1. This is an execution of decree appeal. It is directed against the appellate order of the learned District Judge Bara Banki upholding the order of the execution Court and allowing the judgment-debtor Mt. Mahraj Kuar's objections under Section 47, Civil P.C., against the execution of the decree of Shaikh Salamat Ullah appellant.
2. The only question involved in this appeal is whether the decree of which the appellant sought execution was or was not a nullity by reason of the fact that it was obtained against the judgment-debtors during the pendency of the Encumbered Estates Act proceedings initiated by some of them. It is admitted on behalf of the appellant that the suit, which resulted in the decree under execution, was filed subsequent to the initiation of proceedings under the En-cumbered Estates Act by three judgment-debtors, namely, Chaudhri Maqbulul Rahman, Chaudhri Musbtaqul Rahman and Beni Madho Singh, The decree-holder further admitted that in the proceedings consequent upon the application of the aforesaid persons he preferred certain objections under Section 11, Encumbered Estates Act, and from this it would seem to follow that an order under Section 6, Encumbered Estates Act was passed in due course. The Courts below acting upon this inference have held that the decree under execution was a nullity, and it could not be enforced against the judgment-debtor respondent Mt, Mahraj Kuar.

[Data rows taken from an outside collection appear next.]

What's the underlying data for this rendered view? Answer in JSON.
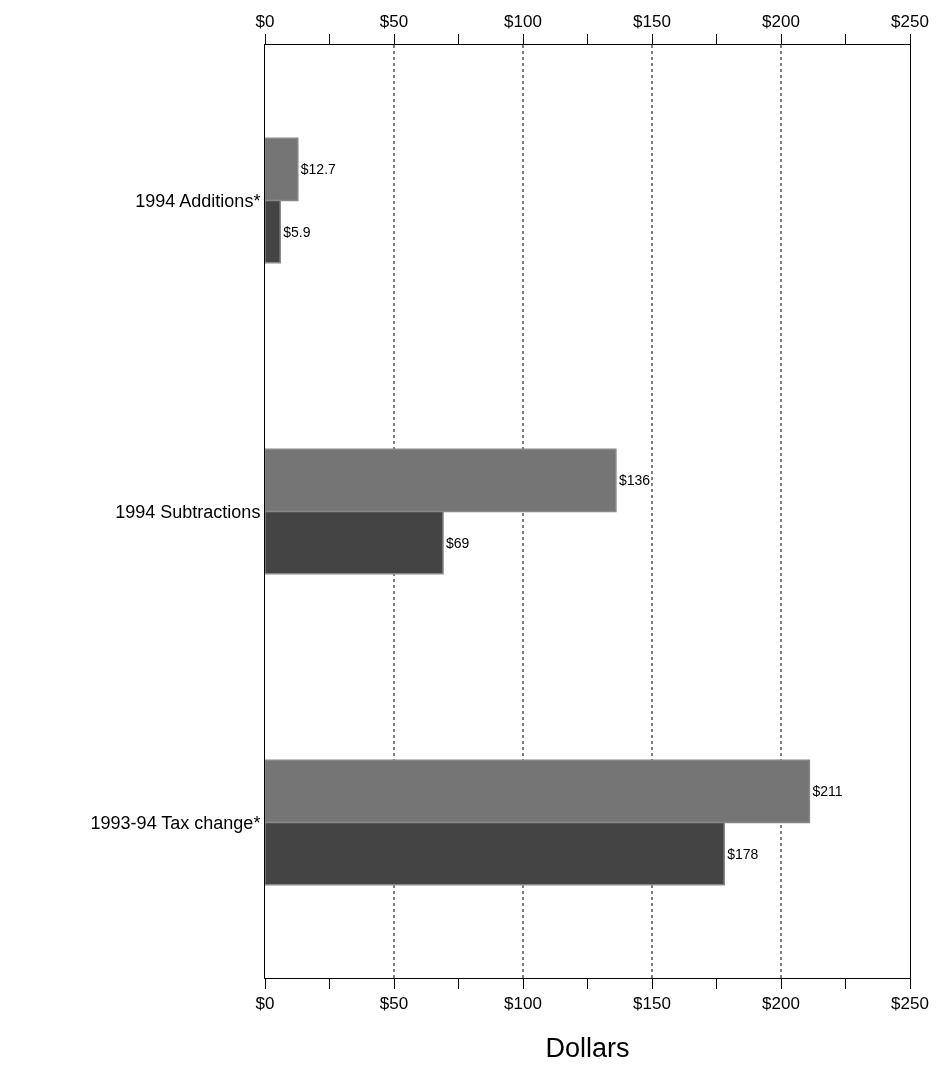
{
  "chart_data": {
    "type": "bar",
    "orientation": "horizontal",
    "xlabel": "Dollars",
    "categories": [
      "1994 Additions*",
      "1994 Subtractions",
      "1993-94 Tax change*"
    ],
    "series": [
      {
        "color": "#757575",
        "values": [
          12.7,
          136,
          211
        ],
        "value_labels": [
          "$12.7",
          "$136",
          "$211"
        ]
      },
      {
        "color": "#444444",
        "values": [
          5.9,
          69,
          178
        ],
        "value_labels": [
          "$5.9",
          "$69",
          "$178"
        ]
      }
    ],
    "xlim": [
      0,
      250
    ],
    "xticks": [
      {
        "value": 0,
        "label": "$0"
      },
      {
        "value": 25,
        "label": null
      },
      {
        "value": 50,
        "label": "$50"
      },
      {
        "value": 75,
        "label": null
      },
      {
        "value": 100,
        "label": "$100"
      },
      {
        "value": 125,
        "label": null
      },
      {
        "value": 150,
        "label": "$150"
      },
      {
        "value": 175,
        "label": null
      },
      {
        "value": 200,
        "label": "$200"
      },
      {
        "value": 225,
        "label": null
      },
      {
        "value": 250,
        "label": "$250"
      }
    ],
    "x2lim": [
      0,
      250
    ],
    "x2ticks": [
      {
        "value": 0,
        "label": "$0"
      },
      {
        "value": 25,
        "label": null
      },
      {
        "value": 50,
        "label": "$50"
      },
      {
        "value": 75,
        "label": null
      },
      {
        "value": 100,
        "label": "$100"
      },
      {
        "value": 125,
        "label": null
      },
      {
        "value": 150,
        "label": "$150"
      },
      {
        "value": 175,
        "label": null
      },
      {
        "value": 200,
        "label": "$200"
      },
      {
        "value": 225,
        "label": null
      },
      {
        "value": 250,
        "label": "$250"
      }
    ],
    "grid": "x"
  }
}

3. Two points have been urged on behalf of the appellants: (1) that Section 7 does not operate to take away the jurisdiction of the civil Court to entertain a suit in respect of a private debt incurred before the initiation of proceedings under the Encumbered Estates Act, and (2) that even if it does, the failure of the respondent to draw the attention of the Court to the pendency of the proceedings under the Act disentitles her now from raising objections in execution proceedings.
4. We have heard the learned Counsel at length, and have come to the conclusion that neither of the above two contentions has force. Under Section 7 (1) (b), Encumbered Estates Act, a fresh suit or proceeding other than an appeal, review or revision against a decree or order cannot be instituted in any civil or revenue Court in respect of any debt incurred before the passing of the order under Section 6, but if for any reason such a suit or proceeding is in fact instituted the provision is that 'it shall be deemed to be the proceedings pending at the date of the said order within the meaning of Clause (a).' Section 7 (1) (a) provides that all proceedings pending at the date of an order under Section 6 of the Act 'shall be stayed.' It would thus seem clear that suits in respect of private debts, incurred before the passing of the order under Section 6 cannot be proceeded with and that they cannot result in a decree. If there is violation of the statutory prohibition against the trial of the suits, the resulting decree obviously cannot be regarded as valid decree which could be enforced by execution. We may add that the decree-holder does not claim to have obtained from the Court of the Special Judge any decree in respect of the maintenance allowance which formed the subject-matter of the decree under execution, and by operation of Section 13 of the Act the debt must be taken to be wiped off.
5. There is a third ground also for allowing the objections of Mt. Mahraj Kuar. The ground is based upon the principles enunciated in Punjab National Bank, Ltd. v. Vishwa Nath Khanna and Ors : AIR1941All363 , Ehatun Begam v. Saghir Hussain Khan : AIR1945All321 and Tirbhawan Datt and Ors. v. Raja Pahupat Pratap Singh A.I.R. (34) 1947 Oudh 201. The rule there laid down is that in a case in which there has been no determination as to the sum payable by the non-applicants, there can be no execution against the non-applicant debtors.
6. The second contention is equally futile. There was no duty cast on the judgment-debtor to bring to the notice of the Court; the fact that applications of some of the judgment-debtors were pending under the Encumbered Estates Act and that an order under Section 6 was passed therein. The rule invoked on behalf of the appellant is that when in a cause which the Judge is competent to try, the parties without objection join issue, and go to trial upon the merits, the defendant cannot subsequently dispute the jurisdiction of the Court upon the ground that there were irregularities in the initial procedure, which, if objected to at the time, would have led to the dismissal of the suit. In this connection our attention was invited to Ledgard and Anr. v. Bull 13 I.A. 134. In our opinion the principle referred to has no application to a case where there is a statutory prohibition against the trial of a suit.
7. There is no substance in this appeal. It fails and is accordingly dismissed with costs.